Verder heeft onze vingervlugge vriend diverse toetsensolo’s ingespeeld op Minimoog en zijn sommige gitaarsolo’s flink aangescherpt en uitgebreid. Goed voorbeeld daarvan valt te beluisteren op Fanfare For Absent Friends, afkomstig van zijn meest elektronische album “Seas Of Orion”. Maar ook het Lana Lane-nummer Astrology Prelude heeft een dergelijke verjongingskuur ondergaan. En wat te denken van Trantor Station, dat dankzij een fantastisch solo op Minimoog met een minuut is verlengd. Het zijn verlengingen waar je op zit te wachten.
Rocket Scientists is op deze uitgave met een half uur ruim vertegenwoordigd. Eerst is daar een nieuwe bewerking van het van “Revolution Road” afkomstige After The Revolution. In deze versie vallen de steviger en melodieuzer klinkende gitaarsolo’s en de achtergrondzang van Lana Lane op. Maar er is meer.
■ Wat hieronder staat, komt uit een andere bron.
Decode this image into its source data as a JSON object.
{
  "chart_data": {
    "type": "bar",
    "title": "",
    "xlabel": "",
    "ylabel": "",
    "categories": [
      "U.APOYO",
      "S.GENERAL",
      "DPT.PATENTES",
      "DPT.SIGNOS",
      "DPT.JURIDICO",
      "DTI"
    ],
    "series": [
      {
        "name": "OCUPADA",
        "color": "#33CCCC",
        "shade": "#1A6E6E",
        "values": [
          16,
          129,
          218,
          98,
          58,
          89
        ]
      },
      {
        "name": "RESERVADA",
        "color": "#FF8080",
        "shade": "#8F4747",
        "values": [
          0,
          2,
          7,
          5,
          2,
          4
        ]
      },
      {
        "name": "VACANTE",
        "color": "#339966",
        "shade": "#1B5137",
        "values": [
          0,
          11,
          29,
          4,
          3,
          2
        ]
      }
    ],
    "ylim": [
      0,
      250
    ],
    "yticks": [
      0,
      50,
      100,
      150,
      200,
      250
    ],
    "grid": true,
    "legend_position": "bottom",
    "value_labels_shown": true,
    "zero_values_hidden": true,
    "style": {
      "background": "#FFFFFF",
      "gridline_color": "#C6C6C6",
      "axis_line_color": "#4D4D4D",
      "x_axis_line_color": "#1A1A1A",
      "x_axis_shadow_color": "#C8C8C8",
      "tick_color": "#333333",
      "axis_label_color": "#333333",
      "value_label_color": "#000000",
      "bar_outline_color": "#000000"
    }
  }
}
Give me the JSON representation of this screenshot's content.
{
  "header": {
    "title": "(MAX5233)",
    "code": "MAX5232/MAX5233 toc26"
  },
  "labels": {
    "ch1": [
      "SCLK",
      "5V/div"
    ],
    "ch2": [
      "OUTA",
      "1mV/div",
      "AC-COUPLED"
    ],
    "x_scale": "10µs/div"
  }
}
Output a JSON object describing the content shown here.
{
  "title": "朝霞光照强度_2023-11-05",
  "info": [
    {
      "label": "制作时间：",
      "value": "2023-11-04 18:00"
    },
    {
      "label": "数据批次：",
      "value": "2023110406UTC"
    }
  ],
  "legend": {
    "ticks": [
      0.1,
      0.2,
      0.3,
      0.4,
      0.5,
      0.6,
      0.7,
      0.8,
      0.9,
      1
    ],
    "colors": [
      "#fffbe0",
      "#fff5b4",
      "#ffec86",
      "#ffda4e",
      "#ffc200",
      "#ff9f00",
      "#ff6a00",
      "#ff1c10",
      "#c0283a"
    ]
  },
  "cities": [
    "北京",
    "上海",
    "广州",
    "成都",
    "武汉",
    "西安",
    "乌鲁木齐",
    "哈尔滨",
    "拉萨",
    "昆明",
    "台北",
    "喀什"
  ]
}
Het album kent eigenlijk geen zwakke punten, integendeel. Het laatste kwart van dit (letterlijk) doorlopende hoogtepunt, is ingeruimd voor een door mij en ongetwijfeld vele anderen lang gekoesterde wens. Sterker nog, het lijkt erop alsof Norlander mijn ooit aan hem gedane advies heeft overgenomen.
Wat op het tweede Rocket Scientists album “Brutal Architecture” uit 1995 begon als twee instrumentale interludes onder naam Dark Water Part One & Part Two, werd vier jaar later op “Oblivion Days” vervolgd door deel 3 en 4 die werden voorzien van een subtitel, respectievelijk Neptune’s Sun en Heavy Water. Voor het album “Looking Backward The 2007 Sessions”, dat onderdeel uitmaakt van de boxset “Looking Backward”, besloot Norlander om deel 5 en 6 toe te voegen. Zo waren er zes afzonderlijke, bij elkaar horende nummers die verspreid zijn over drie albums in een tijdspanne van twaalf jaar. Natuurlijk had ik deze zes nummers al lang achter elkaar op een schijfje gebrand, iets wat met het epische The Dark Water officieel navolging heeft gekregen, ware het niet dat de zes nummers zijn samengebundeld tot deze meer dan twintig minuten durende compositie van grote klasse. Maar dan zijn we er nog niet.
Zijn cd-boekjes vaak een sluitpost van de begroting, bij Erik Norlander is dat nooit het geval. Net als zijn soloalbums en de werken van Rocket Scientists en Lana Lane, is het cd-boekje bij deze verpakking uiterst smaakvol en met zorg ontworpen. Er is een uitbreide inleiding van Michelle Moog – Koussa, de dochter van Bob Moog. Verder is elk nummer voorzien van uitgebreide ‘liner notes’. Een breed scala aan fotomateriaal maakt het boekje compleet en zelfs tot een plezierige ontdekkingsreis.
Laat je met “The Galactic Collective” meevoeren in een hommage aan de Moog synthesizers of beter nog, een “Hommage Symphonique”.